A spokesperson for Trump did not immediately respond to a request for comment. However, a Trump attorney told the appeals court judges last week that the former president planned to take the issue to the Supreme Court if the appeals court ruled against him
Liz Harrington, a spokesperson for the former president, pointed in that direction on Twitter after Thursday’s ruling.
“Regardless of today’s decision by the the appeals court, this case was always destined for the Supreme Court,” she wrote. “President Trump’s duty to defend the Constitution and the Office of the Presidency continues, and he will keep fighting for every American and every future Administration.”
Biden, Millett wrote, made a reasoned judgment based on the public interest in an investigation of a threat to the peaceful transfer of power. But even if that were not the case, she wrote, none of Trump’s other arguments had merit.
“We need not conclusively resolve whether and to what extent a court could second guess the sitting President’s judgment that it is not in the interests of the United States to invoke privilege,” Millett wrote. “Under any of the tests advocated by former President Trump, the profound interests in disclosure advanced by President Biden and the January 6th Committee far exceed his generalized concerns for Executive Branch confidentiality.”
The timing of the appeals court’s decision reflected a sense of urgency around the congressional investigation. While it takes months or sometimes years for the court to resolve most of its cases, the court delivered its opinion just nine days after hearing oral arguments.
All three of the appeals judges who considered the issue are Democratic appointees. Millett and Wilkins were appointed by former President Barack Obama, while Jackson is Biden’s only appointee to the D.C. Circuit.
The ruling Thursday upheld a decision last month by U.S. District Court Judge Tanya Chutkan, an Obama appointee, who denied Trump’s request for a preliminary injunction stopping the National Archives from transmitting records to the House committee.

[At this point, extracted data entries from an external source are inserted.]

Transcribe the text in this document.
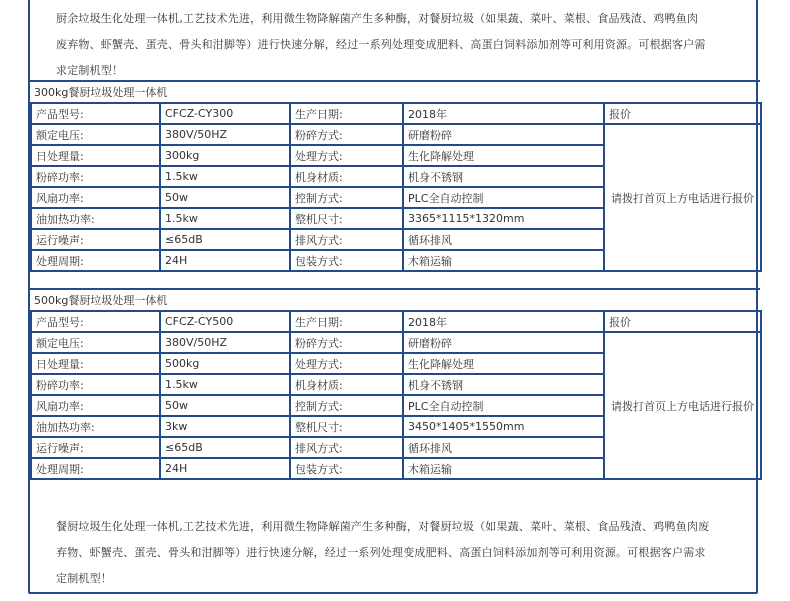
厨余垃圾生化处理一体机,工艺技术先进，利用微生物降解菌产生多种酶，对餐厨垃圾（如果蔬、菜叶、菜根、食品残渣、鸡鸭鱼肉废弃物、虾蟹壳、蛋壳、骨头和泔脚等）进行快速分解，经过一系列处理变成肥料、高蛋白饲料添加剂等可利用资源。可根据客户需求定制机型！
300kg餐厨垃圾处理一体机
产品型号:	CFCZ-CY300	生产日期:	2018年	报价
额定电压:	380V/50HZ	粉碎方式:	研磨粉碎	请拨打首页上方电话进行报价
日处理量:	300kg	处理方式:	生化降解处理	
粉碎功率:	1.5kw	机身材质:	机身不锈钢	
风扇功率:	50w	控制方式:	PLC全自动控制	
油加热功率:	1.5kw	整机尺寸:	3365*1115*1320mm	
运行噪声:	≤65dB	排风方式:	循环排风	
处理周期:	24H	包装方式:	木箱运输	
500kg餐厨垃圾处理一体机
产品型号:	CFCZ-CY500	生产日期:	2018年	报价
额定电压:	380V/50HZ	粉碎方式:	研磨粉碎	请拨打首页上方电话进行报价
日处理量:	500kg	处理方式:	生化降解处理	
粉碎功率:	1.5kw	机身材质:	机身不锈钢	
风扇功率:	50w	控制方式:	PLC全自动控制	
油加热功率:	3kw	整机尺寸:	3450*1405*1550mm	
运行噪声:	≤65dB	排风方式:	循环排风	
处理周期:	24H	包装方式:	木箱运输	
餐厨垃圾生化处理一体机,工艺技术先进，利用微生物降解菌产生多种酶，对餐厨垃圾（如果蔬、菜叶、菜根、食品残渣、鸡鸭鱼肉废弃物、虾蟹壳、蛋壳、骨头和泔脚等）进行快速分解，经过一系列处理变成肥料、高蛋白饲料添加剂等可利用资源。可根据客户需求定制机型！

Like Chutkan, the appeals panel described the Jan. 6 investigation as a matter of urgency for the survival of the nation.
“The events of January 6th exposed the fragility of those democratic institutions and traditions that we had perhaps come to take for granted,” Millett wrote. “In response, the President of the United States and Congress have each made the judgment that access to this subset of presidential communication records is necessary to address a matter of great constitutional moment for the Republic. Former President Trump has given this court no legal reason to cast aside President Biden’s assessment of the Executive Branch interests at stake, or to create a separation of powers conflict that the Political Branches have avoided.”